Japan tried again to gain a foothold in Korea in the late sixteenth century, during the reign of Hideyoshi of Japan. Largely, Japan succeeded, but due to naval defeats, along with political upheavals at home, they gave up. Relative peace existed for the next two and a half centuries. Japan tried gaining influence in Korea, but was rebuffed time and time again. It wasn’t until after the fall of the Daewongoon (the regent of Korea and father of future King Kojong) that Japan finally had its chance. In 1875, Japan launched an attack on Korea and in 1876 secured a treaty with that country. Just a few short years later, Western countries joined in and basically carved up the peninsula into spheres of influence. Korea’s historic suzerain relationship with China was terminated, and Korea became a pawn in international geopolitics.

In 1905, Korea’s sad fate was sealed when the United States and Japan agreed on regions of influence in the Taft-Katsura Memorandum. In return for recognizing Japan’s control of Korea, Japan would likewise recognize the United States’ control of the Philippines. When King Kojong tried to show to the world Japan’s aggressive policy toward Korea, at the Peace Conference at The Hague, in 1907, Japan responded by forcing King Kojong to abdicate the throne. Korea was one step closer to not existing as a sovereign nation (and it really only had sovereignty then, in name only).
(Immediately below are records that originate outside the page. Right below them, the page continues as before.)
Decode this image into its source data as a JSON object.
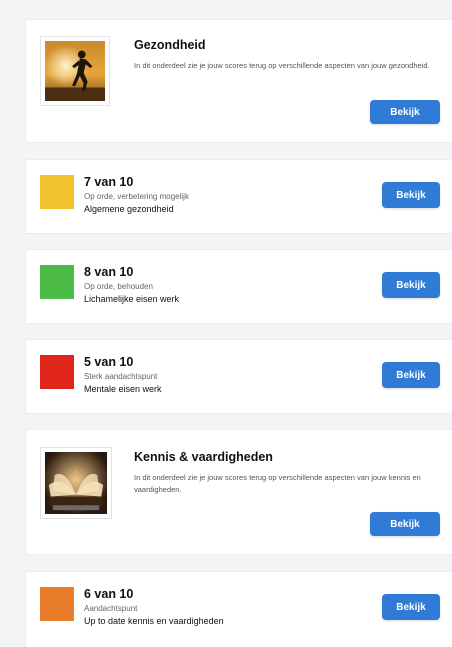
{
  "health": {
    "title": "Gezondheid",
    "description": "In dit onderdeel zie je jouw scores terug op verschillende aspecten van jouw gezondheid.",
    "button": "Bekijk",
    "image_icon": "runner-sunset-photo"
  },
  "score_items": [
    {
      "score": "7 van 10",
      "status": "Op orde, verbetering mogelijk",
      "label": "Algemene gezondheid",
      "color": "#f2c12e",
      "button": "Bekijk"
    },
    {
      "score": "8 van 10",
      "status": "Op orde, behouden",
      "label": "Lichamelijke eisen werk",
      "color": "#4cbb47",
      "button": "Bekijk"
    },
    {
      "score": "5 van 10",
      "status": "Sterk aandachtspunt",
      "label": "Mentale eisen werk",
      "color": "#e0261b",
      "button": "Bekijk"
    }
  ],
  "knowledge": {
    "title": "Kennis & vaardigheden",
    "description": "In dit onderdeel zie je jouw scores terug op verschillende aspecten van jouw kennis en vaardigheden.",
    "button": "Bekijk",
    "image_icon": "open-book-photo"
  },
  "knowledge_item": {
    "score": "6 van 10",
    "status": "Aandachtspunt",
    "label": "Up to date kennis en vaardigheden",
    "color": "#ea7d2c",
    "button": "Bekijk"
  },
  "colors": {
    "button": "#2f7bd6",
    "background": "#f3f4f6"
  }
}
From that time on, Korea had no chance at all of showing to the world its true history. Japan now controlled the country, so it also controlled its history. The Japanese completely rewrote Korean history, and even Koreans themselves were forced to learn a very distorted version. Fortunately, for Korea and the world, Koreans would not so easily give up the truth. Though many records were lost or destroyed, many others survived.

Still, it is an uphill battle to change the world’s perception of Korea and its history. Even though Japan lost World War Two militarily, it won the war economically and scholastically. Japan was quickly rebuilt with Western help, while Korea was, for the most part, forced to pull itself up by its own bootstraps. Korea was perceived by the rest of the world as a backward cesspool, while Japan, once the darling of Asia, was welcomed back into the fold of Westernized nations. The fratricidal war on the peninsula five years after WWII did not help the West’s perception.

As Japan was seen as cultured and scholarly, and the histories written about Korea by Japanese sources were really the only ones in English, they continued to be accepted as factual. Korean historians had not yet had the chance to publish works about Korea in English and, when they finally did, the Japanese versions had become firmly entrenched in Western societies. To this day, the Japanese version of history is taught as fact in many Western institutions of higher learning. I have personally sparred with Western Japanists over Korean history.

One organization I have recently come to know is VANK (Voluntary Agency Network of Korea). They are dedicated to, as they say on their web site, “enhancing the image of Korea in cyberspace”. Hopefully, through the efforts of VANK and interested world scholars, Korea’s true history will fully be known.